I Want to Avoid Probate. How Do I Accomplish That?

Avoid probate

Probate can be a time-consuming process. It’s also a matter of public record. To protect your privacy and to streamline the process to ensure your loved ones have access to their inheritance as soon as possible, you can take measures to avoid probate.

When considering estate planning, working with the attorneys at Dworken & Bernstein can be a great help. Strategic planning to avoid probate while optimizing your financial goals, ensures your beneficiaries promptly receive their inheritance according your wishes.

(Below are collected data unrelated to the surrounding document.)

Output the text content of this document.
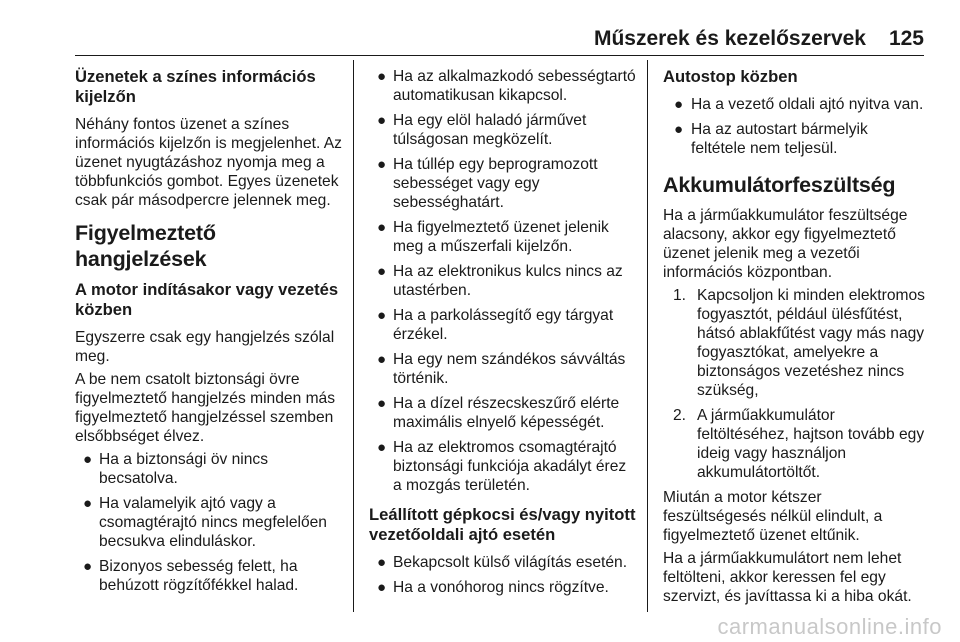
Műszerek és kezelőszervek 125
Üzenetek a színes információs kijelzőn

Néhány fontos üzenet a színes információs kijelzőn is megjelenhet. Az üzenet nyugtázáshoz nyomja meg a többfunkciós gombot. Egyes üzenetek csak pár másodpercre jelennek meg.

Figyelmeztető hangjelzések
A motor indításakor vagy vezetés közben

Egyszerre csak egy hangjelzés szólal meg.

A be nem csatolt biztonsági övre figyelmeztető hangjelzés minden más figyelmeztető hangjelzéssel szemben elsőbbséget élvez.

● Ha a biztonsági öv nincs becsatolva.
● Ha valamelyik ajtó vagy a csomagtérajtó nincs megfelelően becsukva elinduláskor.
● Bizonyos sebesség felett, ha behúzott rögzítőfékkel halad.
● Ha az alkalmazkodó sebességtartó automatikusan kikapcsol.
● Ha egy elöl haladó járművet túlságosan megközelít.
● Ha túllép egy beprogramozott sebességet vagy egy sebességhatárt.
● Ha figyelmeztető üzenet jelenik meg a műszerfali kijelzőn.
● Ha az elektronikus kulcs nincs az utastérben.
● Ha a parkolássegítő egy tárgyat érzékel.
● Ha egy nem szándékos sávváltás történik.
● Ha a dízel részecskeszűrő elérte maximális elnyelő képességét.
● Ha az elektromos csomagtérajtó biztonsági funkciója akadályt érez a mozgás területén.
Leállított gépkocsi és/vagy nyitott vezetőoldali ajtó esetén
● Bekapcsolt külső világítás esetén.
● Ha a vonóhorog nincs rögzítve.
Autostop közben
● Ha a vezető oldali ajtó nyitva van.
● Ha az autostart bármelyik feltétele nem teljesül.
Akkumulátorfeszültség

Ha a járműakkumulátor feszültsége alacsony, akkor egy figyelmeztető üzenet jelenik meg a vezetői információs központban.

1. Kapcsoljon ki minden elektromos fogyasztót, például ülésfűtést, hátsó ablakfűtést vagy más nagy fogyasztókat, amelyekre a biztonságos vezetéshez nincs szükség,
2. A járműakkumulátor feltöltéséhez, hajtson tovább egy ideig vagy használjon akkumulátortöltőt.

Miután a motor kétszer feszültségesés nélkül elindult, a figyelmeztető üzenet eltűnik.

Ha a járműakkumulátort nem lehet feltölteni, akkor keressen fel egy szervizt, és javíttassa ki a hiba okát.

carmanualsonline.info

Listed below are some of the tools commonly used to avoid probate:

  • Living trusts: Living trusts allow you to transfer possessions and accounts, such as real estate, bank accounts and vehicles, without going through the probate process. By transferring these assets to a trust and appointing yourself as trustee, you’ll still have access to your assets during your lifetime. When you die, your successor trustee will be able to transfer the assets to your designated beneficiaries, according to the terms of the trust. Since trusts are not a matter of public record, your finances—and theirs—will remain private.
  • Joint ownership: You may choose to own property jointly, with right of survivorship. This allows joint owners to take full (or a greater share of) possession of an asset, such as real estate, upon one owner’s death. When you own property jointly, all owners have an equal share. For example, if ownership is divided between two spouses and their adult child, they would each own one-third of the property. If one spouse dies, the surviving spouse and adult child will automatically own a 50 percent share—without going through probate. This should be done carefully to make sure that the intended beneficiaries take title when one of the co-owners passes away.
  • Transfer-on-death: Ohio allows transfer-on-death registration of securities, which transfers ownership to the named beneficiary upon your death. Similarly, you can register vehicles and real estate deeds to transfer upon your death. These can be revoked during your lifetime—your beneficiary has no property rights until you pass away.
  • Naming beneficiaries: You may add “payable on death” beneficiaries to your bank accounts, including savings accounts and CODs. Similar to transfer-on-death, the bank account automatically becomes the beneficiary’s property upon your death, but you’re entitled to change beneficiaries and spend all your money during your lifetime, if you see fit.